ENVIRONNEMENT. Le gouvernement de Tokyo veut proposer à la Chine et au reste de l’Extrême-Orient ses technologies propres. Un effort écologique. Et une manne financière.
Fujio Mitarai est devenu le meilleur allié japonais d’Al Gore. Le président du Keidanren, le puissant patronat, accole désormais l’objectif écologique aux visées industrielles de l’Archipel. A la veille du sommet du G8 de Toyako, dans l’île préservée d’Hokkaido, ce proche du premier ministre Yasuo Fukuda s’est même fendu d’une tribune dans Time intitulée « Comment refroidir la planète ». Avec ce sous-titre : « Le Japon a la technologie et la volonté de diminuer ses émissions polluantes. Le monde doit en prendre note. »
Révolution ? « Non, réalisme et opportunisme », reconnaît Masami Hasegawa, le monsieur environnement du Keidanren. Car l’équation est simple. Redevenue atone ou presque, avec 1% de croissance envisagée pour 2008 – contre 2,1% en 2007 -, l’économie nipponne, dont le marché intérieur est saturé et structurellement déprimé, doit doper ses exportations. Or l’une de ses forces, en ces temps de lutte contre le réchauffement climatique, est son avance en matière de technologies plus respectueuses de l’environnement.
Un grand virage, réduire le gaz carbonique
Les voitures hybrides japonaises sont parmi les plus performantes, grâce aux efforts conjoints des deux géants Toyota et Honda. La sidérurgie a elle aussi pris le grand virage vert : le conglomérat Nippon Steel, premier producteur d’acier japonais, a développé une technologie pionnière de nettoyage du charbon. Et des études, citées par Fujio Mitarai dans Time, montrent que si la production d’acier mondiale respectait les standards japonais, la réduction consécutive d’émissions de CO2 équivaudrait à la pollution atmosphérique annuelle générée par l’Archipel.
Le reste est affaire de statistiques. L’Asie orientale et l’Inde, poumons de la mondialisation, comptent parmi les régions les plus polluées du globe. D’où la vision d’un Japon essaimeur de technologies « vertes » à travers la région. Quitte à amorcer la pompe par des crédits publics.

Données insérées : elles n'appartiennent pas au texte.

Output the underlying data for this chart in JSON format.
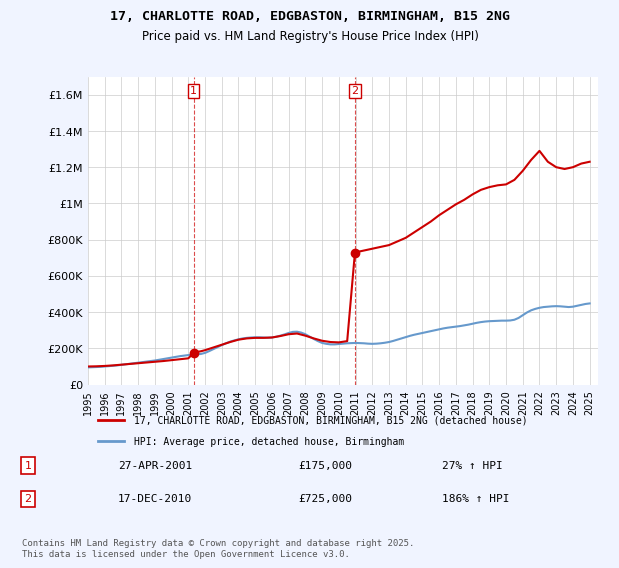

Depuis 1999, les autorités de Tokyo ont accordé près de 7 milliards de dollars de prêts à la Chine pour financer des projets industriels « propres ». Plusieurs déchetteries de métropoles chinoises sont gérées par des entreprises japonaises de recyclage. Le développement de la capacité nucléaire chinoise – qui sera multipliée par six d’ici à 2020 – voit aussi le Japon y prendre une large part. Le groupe Toshiba a signé pour quatre réacteurs de dernière génération sur le continent. A trois milliards de dollars l’unité.
Aider l’Asie
« Nous pouvons aider l’Asie à opter pour une économie faible en carbone », affirme Ichiro Kamoshita, le ministre nippon de l’Environnement. Soit un objectif politique majeur pour la deuxième puissance économique du monde, dont les relations avec l’Asie-Pacifique restent minées par le poids du passé.
Pays hôte du Protocole de Kyoto dont le remplacement, après son expiration en 2012, a fait l’objet d’âpres débats au dernier G8, le pays du Soleil-Levant mise aussi sur l’effet vitrine. Actuellement, le Japon est en tête des pays industrialisés pour ses efforts de réduction d’émissions, même s’il reste en retard sur les objectifs de Kyoto. Pour les respecter, l’archipel devra émettre en 2012 6% de carbone en moins qu’en 1990. Or il en émet aujourd’hui 7% de plus.
Symbole de collaboration
A ses voisins asiatiques, le Japon propose en outre une stratégie : miser sur une réduction sectorielle des émissions polluantes, plutôt que sur des cibles nationales. Ce afin de concentrer l’investissement dans les secteurs industriels clefs. Les autorités de Pékin ont compris le message. Lors de sa visite réussie à Tokyo, en mai, le président chinois Hu Jintao a ainsi affirmé que la protection de l’environnement « doit être le nouveau symbole de la coopération économique » entre les deux pays.